Bert Brandenburg is executive director of the Justice at Stake Campaign, a nonpartisan campaign with 50 state and national partners that works to keep courts fair, impartial and free from special-interest influence.
The last 10 years have brought a revolution in the election of state Supreme Court judges. Special-interest cash has become king. Most Americans fear that justice is for sale.
This week, three reform groups released the first comprehensive national overview of spending on high court elections in the 2000-2009 decade, and on the political powerhouses seeking to tilt the scales of justice.
The report, "The New Politics of Judicial Elections, 2000-2009: Decade of Change"- released by Justice at Stake, the Brennan Center for Justice and the National Institute on Money in State Politics - describes a decade-long attack on the very notion of impartial justice. And the campaign trail attacks are paired with a litigation crusade to destroy meaningful election regulation.
Some of the report's findings:
- Spending on state Supreme Court elections more than doubled in 2000-2009; candidates raised $206.9 million, compared with just $83.3 million in the 1990s.
- Outside groups - funded by business groups, plaintiffs' lawyers and unions - poured in at least $39 million more in TV ads not approved by court candidates, ads that often viciously attacked and distorted the candidates' records. Much of this involved secret money from unknown bankrollers.
- Twenty of the 22 states that hold at least some competitive elections for Supreme Court had their costliest election ever.
There is nothing new about states electing judges. About 85 percent of all state judges face some form of election.
What is new is the tidal wave of money. High court judges must routinely raise big money from parties who appear before them in court. Outside groups are spending millions more on ads to pressure judges and trash their reputations.

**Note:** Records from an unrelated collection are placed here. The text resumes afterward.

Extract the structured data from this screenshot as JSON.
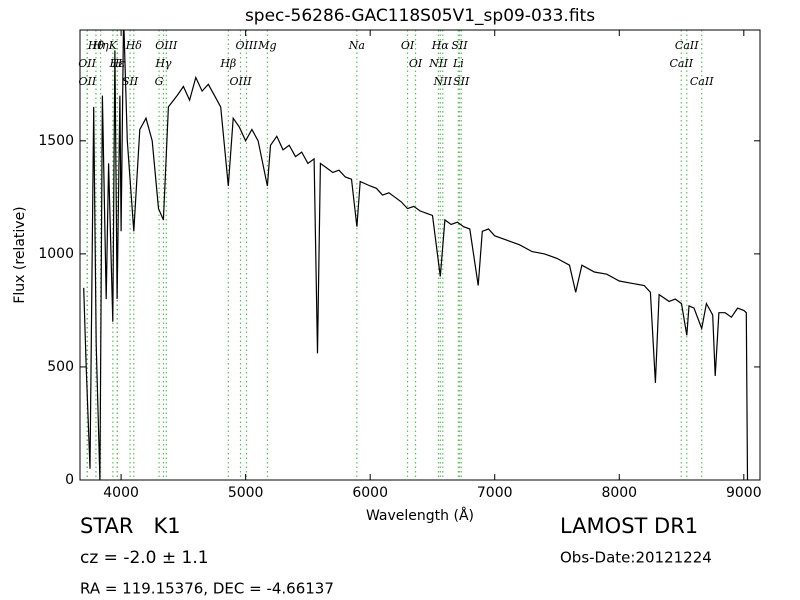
{
  "chart_data": {
    "type": "line",
    "title": "spec-56286-GAC118S05V1_sp09-033.fits",
    "x_label": "Wavelength (Å)",
    "y_label": "Flux (relative)",
    "color": "#000000",
    "line_color": "#66bb66",
    "xlim": [
      3670,
      9130
    ],
    "ylim": [
      0,
      1990
    ],
    "xticks": [
      4000,
      5000,
      6000,
      7000,
      8000,
      9000
    ],
    "yticks": [
      0,
      500,
      1000,
      1500
    ],
    "x": [
      3700,
      3720,
      3750,
      3780,
      3800,
      3830,
      3850,
      3880,
      3900,
      3933,
      3950,
      3968,
      3990,
      4000,
      4020,
      4050,
      4102,
      4150,
      4200,
      4250,
      4300,
      4340,
      4380,
      4450,
      4500,
      4550,
      4600,
      4650,
      4700,
      4750,
      4800,
      4861,
      4900,
      4950,
      5000,
      5050,
      5100,
      5175,
      5200,
      5250,
      5300,
      5350,
      5400,
      5450,
      5500,
      5550,
      5577,
      5600,
      5650,
      5700,
      5750,
      5800,
      5850,
      5893,
      5920,
      6000,
      6050,
      6100,
      6150,
      6200,
      6250,
      6300,
      6350,
      6400,
      6450,
      6500,
      6563,
      6600,
      6650,
      6700,
      6750,
      6800,
      6867,
      6900,
      6950,
      7000,
      7100,
      7200,
      7300,
      7400,
      7500,
      7600,
      7650,
      7700,
      7800,
      7900,
      8000,
      8100,
      8200,
      8250,
      8290,
      8320,
      8400,
      8450,
      8500,
      8542,
      8560,
      8600,
      8662,
      8700,
      8750,
      8770,
      8800,
      8850,
      8900,
      8950,
      9000,
      9020,
      9030
    ],
    "values": [
      850,
      500,
      50,
      1650,
      600,
      0,
      1700,
      800,
      1400,
      700,
      1900,
      800,
      1700,
      1100,
      2050,
      1500,
      1100,
      1550,
      1600,
      1500,
      1200,
      1150,
      1650,
      1700,
      1740,
      1680,
      1780,
      1720,
      1750,
      1700,
      1650,
      1300,
      1600,
      1560,
      1500,
      1550,
      1500,
      1300,
      1480,
      1520,
      1460,
      1480,
      1430,
      1450,
      1400,
      1420,
      560,
      1400,
      1380,
      1360,
      1370,
      1340,
      1330,
      1120,
      1320,
      1300,
      1290,
      1260,
      1270,
      1250,
      1230,
      1200,
      1210,
      1190,
      1180,
      1170,
      900,
      1150,
      1130,
      1140,
      1120,
      1110,
      860,
      1100,
      1110,
      1080,
      1060,
      1040,
      1010,
      1000,
      980,
      950,
      830,
      950,
      920,
      910,
      880,
      870,
      860,
      830,
      430,
      820,
      790,
      800,
      780,
      640,
      770,
      760,
      670,
      780,
      730,
      460,
      740,
      740,
      720,
      760,
      750,
      740,
      0
    ],
    "lines": [
      {
        "label": "Hθ",
        "x": 3798
      },
      {
        "label": "K",
        "x": 3934
      },
      {
        "label": "Hδ",
        "x": 4102
      },
      {
        "label": "OIII",
        "x": 4363
      },
      {
        "label": "OIII",
        "x": 5007
      },
      {
        "label": "OI",
        "x": 6300
      },
      {
        "label": "Hα",
        "x": 6563
      },
      {
        "label": "SII",
        "x": 6717
      },
      {
        "label": "CaII",
        "x": 8542
      },
      {
        "label": "OII",
        "x": 3727
      },
      {
        "label": "Hε",
        "x": 3970
      },
      {
        "label": "SII",
        "x": 4072
      },
      {
        "label": "Hγ",
        "x": 4340
      },
      {
        "label": "Na",
        "x": 5893
      },
      {
        "label": "NII",
        "x": 6548
      },
      {
        "label": "Li",
        "x": 6708
      },
      {
        "label": "CaII",
        "x": 8498
      },
      {
        "label": "OII",
        "x": 3729
      },
      {
        "label": "Hη",
        "x": 3835
      },
      {
        "label": "H",
        "x": 3969
      },
      {
        "label": "G",
        "x": 4305
      },
      {
        "label": "Hβ",
        "x": 4861
      },
      {
        "label": "OIII",
        "x": 4959
      },
      {
        "label": "Mg",
        "x": 5175
      },
      {
        "label": "OI",
        "x": 6364
      },
      {
        "label": "NII",
        "x": 6583
      },
      {
        "label": "SII",
        "x": 6731
      },
      {
        "label": "CaII",
        "x": 8662
      }
    ],
    "annotations": [
      "STAR   K1",
      "LAMOST DR1",
      "cz = -2.0 ± 1.1",
      "Obs-Date:20121224",
      "RA = 119.15376, DEC = -4.66137"
    ]
  }
}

All this money has caused profound unease. Polls repeatedly have shown that three Americans in four believe campaign cash affects courtroom decisions. And Justice Sandra Day O'Connor says public trust is injured when elected judges appear beholden to a small group of self-interested bankrollers.
"This crisis of confidence in the impartiality of the judiciary is real and growing," she wrote in the report's foreword. "Left unaddressed, the perception that justice is for sale will undermine the rule of law that the courts are supposed to uphold."
Why did special interests discover court elections? Two words: tort wars.
In the 1990s, some state supreme courts overturned limits on civil damages, and multi-billion dollar awards in tobacco and asbestos litigation triggered a counterattack by big business.
Beginning in 2000, groups like the U.S. Chamber of Commerce and National Association of Manufacturers, aided by leaders of such corporate giants as Home Depot and AIG insurance, began pouring record amounts into high court races. Plaintiffs' lawyers and unions have spent millions of their own, creating a full-fledged arms race for control of the courts.
In 2004, the winner of an Illinois Supreme Court seat said the $9.3 million raised by him and his opponent was "obscene." That same year, coal executive Don Blankenship spent $3 million to help elect a West Virginia justice, seeking a friendlier court to overturn a $50 million jury award. The justice, Brent D. Benjamin, was ultimately disqualified in a landmark 2009 U.S. Supreme Court case, Caperton v. Massey.
Several states have enacted reforms. North Carolina, New Mexico, Wisconsin and West Virginia have enacted public financing, so that judges don't have to dial for dollars. And Michigan established a new rule making it easier to disqualify judges from cases involving campaign benefactors.
But even these reforms are under threat in federal court. Using a radically expansive interpretation of the First Amendment, while trying to waive off the Constitution's guarantee of due process, opponents of campaign laws have attacked public financing, corporate spending bans, financial disclosure laws, and limits on explicitly partisan activity by judges.
In Missouri, Tennessee and Alaska, interest groups have battled another longstanding method for insulating courts from special interests: merit selection commissions, which identify qualified judicial candidates before governors make a final appointment.
If these groups get their way, special interests could spend unlimited amounts, in total secrecy, to elect the judges of their choice, presumably to get the rulings that they want.
That might be a cozy world for those writing checks, but it's a scary world for the rest of us - businesses and individuals alike - who depend on courts for a fair, impartial resolution of our disputes. Big money, campaign politics, and secret spending have little to do with the words carved over the Supreme Court's bronze doors: Equal Justice Under Law.